Conducted at the Jardin des Plantes at Paris' Muséum national d'histoire naturelle (National Museum of Natural History) just days after Angelique's previous test, the tests devised by the appointed committee were specifically intended to rule out any possibility of fraud. This time, however, the Committee was less than impressed by what Angelique could apparently accomplish. About the only real effect, she could demonstrate was having the chair she was trying to sit on being forcibly thrown back as previous witnesses had attested. Unfortunately, the Committee wasn't so easily fooled. As they noted in their final report, "Upon serious suspicions arising as to the manner in which these movements occurred, the committee has decided that they shall be submitted to an attentive examination. It frankly announces that the investigations tended to discover the fact that certain habitual manœuvres hidden in the feet and hands could have produced the observed fact."
Apparently unnerved by Angelique's failure to repeat her previous performance, not to mention the accusation of fraud, her guardians suddenly announced that her powers had failed. Certain that Angelique's powers would return in time, they offered to notify the Academy so they could resume the testing. But, as the Committee noted in their report, "Many days have passed since, yet the committee has received no intelligence. We have learned, however, that Mdlle. Cottin is daily received in drawing-rooms where she repeats her experiments." The report ended with the recommendation that "the communications transmitted to the Academy on the subject of Mdlle. Angélique Cottin should be considered as never having been sent in." Being scientists, they couldn't accuse Angelique of being a fraud but their conclusion came as close to this as they could get.
And, that was pretty much it for the Electric Girl. Months later, Angelique's parents announced that her powers were gone for good and she faded back into complete obscurity. Still, despite the science behind magnetism and electricity becoming better understood, the public fascination with Electric Girls remained as strong as ever. Hence the popular appeal of Lulu Hurst, aka the Georgia Wonder, whose brief career during the 1880s had her amazing audiences with her apparent feats of impressive strength (using powers gained during an electrical storm, according to her publicity agents). Though Hurst would later admit that all of her stunts were due to basic physics, she claimed that her powers were genuine at the time. Despite Hurst's popularity inspiring various copycats, none would ever match her popularity, or Angelique Cottin's, for that matter...
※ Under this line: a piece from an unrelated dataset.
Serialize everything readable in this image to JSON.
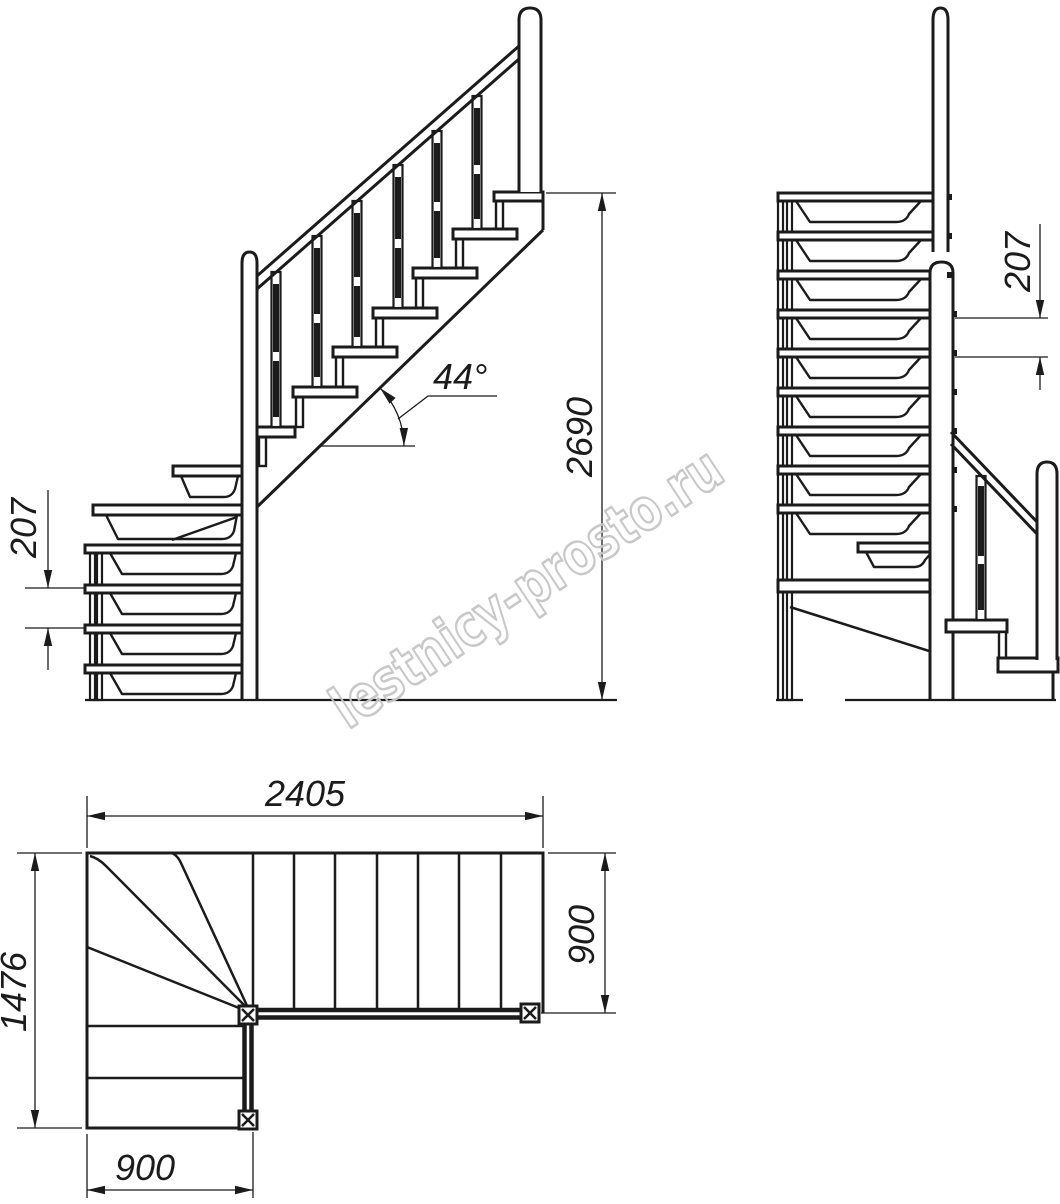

While children claiming mysterious powers don't attract the attention they once did given our more skeptical age, instant celebrities seem more common than ever thanks to the power of social media. Perhaps these instant celebrities should pay closer attention to Angelique Cottin's story and how rapidly that fame can slip away. People are always searching for the Next Big Thing, whether it involves Electric Girls or American Idol winners, and today's marvel becomes yesterday's news much sooner than anyone realizes.